Одним словом, чудовища есть повсюду.
6
Если «Я был подростком-оборотнем» психологически представляет собой известный кошмар, в котором у вас падают брюки в то время, как вы салютуете флагу, только доведенный до крайности и принявший вид косматого чужака, угрожающего вашим сверстникам в Школе Нашего Города, то «Я был подростком-Франкенштейном» — болезненная притча о полном отказе желез внутренней секреции. Это фильм для всякого пятнадцатилетнего подростка, который утром стоял у зеркала и нервно разглядывал свежий прыщ, выскочивший за ночь, мрачно осознавая, что даже патентованные медицинские подушечки не разрешат эту проблему, что бы там ни говорил Дик Кларк. [39]Вы можете упрекнуть меня в излишнем внимании к угрям. Вы правы. Во многих отношениях произведения ужасов 50-х и начала 60-х годов — скажем, до появления «Психо» [40]— это торжественные гимны засоренным порам. Я уже говорил, что сытый человек не может испытать подлинный ужас. Так и американцам пришлось строго ограничить свою концепцию физического уродства — вот почему угри играют такую важную роль в психическом развитии американского подростка.

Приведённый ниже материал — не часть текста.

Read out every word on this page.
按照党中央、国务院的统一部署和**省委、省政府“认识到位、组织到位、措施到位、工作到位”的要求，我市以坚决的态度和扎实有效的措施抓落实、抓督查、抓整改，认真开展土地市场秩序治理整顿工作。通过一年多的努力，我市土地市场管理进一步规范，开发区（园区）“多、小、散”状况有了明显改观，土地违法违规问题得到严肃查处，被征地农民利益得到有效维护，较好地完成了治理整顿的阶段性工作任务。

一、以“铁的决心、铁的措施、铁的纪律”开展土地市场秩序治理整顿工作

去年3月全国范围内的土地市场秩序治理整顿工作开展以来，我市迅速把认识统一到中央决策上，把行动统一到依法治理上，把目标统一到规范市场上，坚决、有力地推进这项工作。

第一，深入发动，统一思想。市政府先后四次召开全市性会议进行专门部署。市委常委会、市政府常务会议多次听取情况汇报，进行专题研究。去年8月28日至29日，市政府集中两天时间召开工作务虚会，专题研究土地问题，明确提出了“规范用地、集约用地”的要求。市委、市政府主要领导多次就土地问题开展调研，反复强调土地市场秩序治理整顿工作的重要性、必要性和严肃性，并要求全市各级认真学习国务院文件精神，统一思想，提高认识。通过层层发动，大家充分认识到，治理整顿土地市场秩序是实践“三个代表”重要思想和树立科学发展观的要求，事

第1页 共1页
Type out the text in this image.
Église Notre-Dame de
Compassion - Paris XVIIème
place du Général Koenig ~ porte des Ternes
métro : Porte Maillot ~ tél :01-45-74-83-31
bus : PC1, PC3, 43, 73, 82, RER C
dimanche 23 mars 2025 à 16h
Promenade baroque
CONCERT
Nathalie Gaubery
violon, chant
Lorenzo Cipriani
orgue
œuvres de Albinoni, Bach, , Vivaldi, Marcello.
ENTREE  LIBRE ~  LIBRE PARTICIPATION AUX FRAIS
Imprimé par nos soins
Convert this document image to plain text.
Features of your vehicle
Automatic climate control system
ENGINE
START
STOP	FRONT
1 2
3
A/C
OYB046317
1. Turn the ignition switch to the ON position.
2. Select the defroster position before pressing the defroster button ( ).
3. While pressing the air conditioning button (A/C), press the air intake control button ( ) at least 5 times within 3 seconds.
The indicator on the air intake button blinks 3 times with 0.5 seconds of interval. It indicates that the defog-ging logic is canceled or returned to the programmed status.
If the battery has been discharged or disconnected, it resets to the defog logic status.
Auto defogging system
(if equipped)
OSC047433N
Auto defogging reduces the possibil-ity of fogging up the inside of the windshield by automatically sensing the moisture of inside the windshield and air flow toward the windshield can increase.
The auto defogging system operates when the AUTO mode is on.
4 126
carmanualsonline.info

Конечно, — где-то есть парень с врожденным дефектом, который бормочет про себя: только мне не говори об уродстве, осел… и, безусловно, не подлежит сомнению, что существуют косолапые американцы, американцы безносые, безрукие и безногие, слепые американцы (мне всегда было любопытно, чувствуют ли слепые американцы себя дискриминированными, слыша рекламную песенку Макдоналдса: «Не отрывай взгляда от жареной картошки…»). Рядом со столь катастрофическими неудачами Бога, человека и природы несколько угрей кажутся таким же серьезным несчастьем, как заусеница. Но необходимо напомнить, что в Америке серьезные физические недостатки (по крайней мере пока) являются скорее исключением, чем правилом. Пройдите по любой средней американской улице и подсчитайте, сколько вам встретится серьезных физических дефектов. Если пройдете три мили и насчитаете больше полудесятка, вы намного превзошли средний показатель. Если станете искать сорокалетних со сгнившими до десен зубами, детей с распухшими от голода животами, людей со следами оспы на лице, то ваши поиски будут напрасны. Болезни, уродующие человека, чаще встречаются в деревнях и в бедных городских кварталах, но в большинстве городов и пригородов Америки люди выглядят здоровыми. Обилие курсов первой помощи, поголовная поглощенность культом развития личности («Я буду более уверенной в себе, если не возражаете», как говорит Эрма Бомбек [41]) и распространяющийся со скоростью степного пожара обычай созерцать пупок все это доказательства того, что американцы в большинстве своем заботятся о низменных сторонах жизни, что для них, как и для всего мира, жизнь — это испытание на выживаемость.
Не могу представить себе, чтобы человек, страдающий от недоедания, разделял лозунг «У меня все хорошо — у вас все хорошо» [42]или чтобы кто-нибудь, с трудом добывающий средства для существования себя самого, жены и восьмерых детей, много думал об оздоровительном курсе Вернера Эрхарда или о глубоком массаже. Это все для богатых. Недавно Джоан Дидион [43]написала книгу о своем собственном пути в 60-е годы «Белый альбом» (The White Album). Наверное, для богатых эта книга весьма интересна: история богатой белой женщины, которая может себе позволить лечить нервный срыв на Гавайях; в семидесятые годы нервный срыв эквивалент угрей шестидесятых.
Когда горизонт человеческого опыта сужается до размеров квартиры, меняется перспектива. Для детей войны, живущих в безопасном (если не считать Бомбы) мире регулярных (два раза в год) медицинских осмотров, пенициллина и всеобщей заботы о зубах, угри стали единственным физическим дефектом, который можно увидеть на улице или в коридоре школы: об остальных дефектах уже позаботились. Кстати, раз уж я упомянул заботу о зубах, добавлю, что дети, которые под почти удушающим давлением родителей носят зубные скобки, считают и их чем-то вроде физического дефекта, и время от времени в школе можно услышать оклик: «Эй ты, железная пасть!» Но все же в глазах большинства эти скобки — просто средство лечения, не более бросающееся в глаза, чем повязка на поврежденной руке или наколенник у игрока в американский футбол.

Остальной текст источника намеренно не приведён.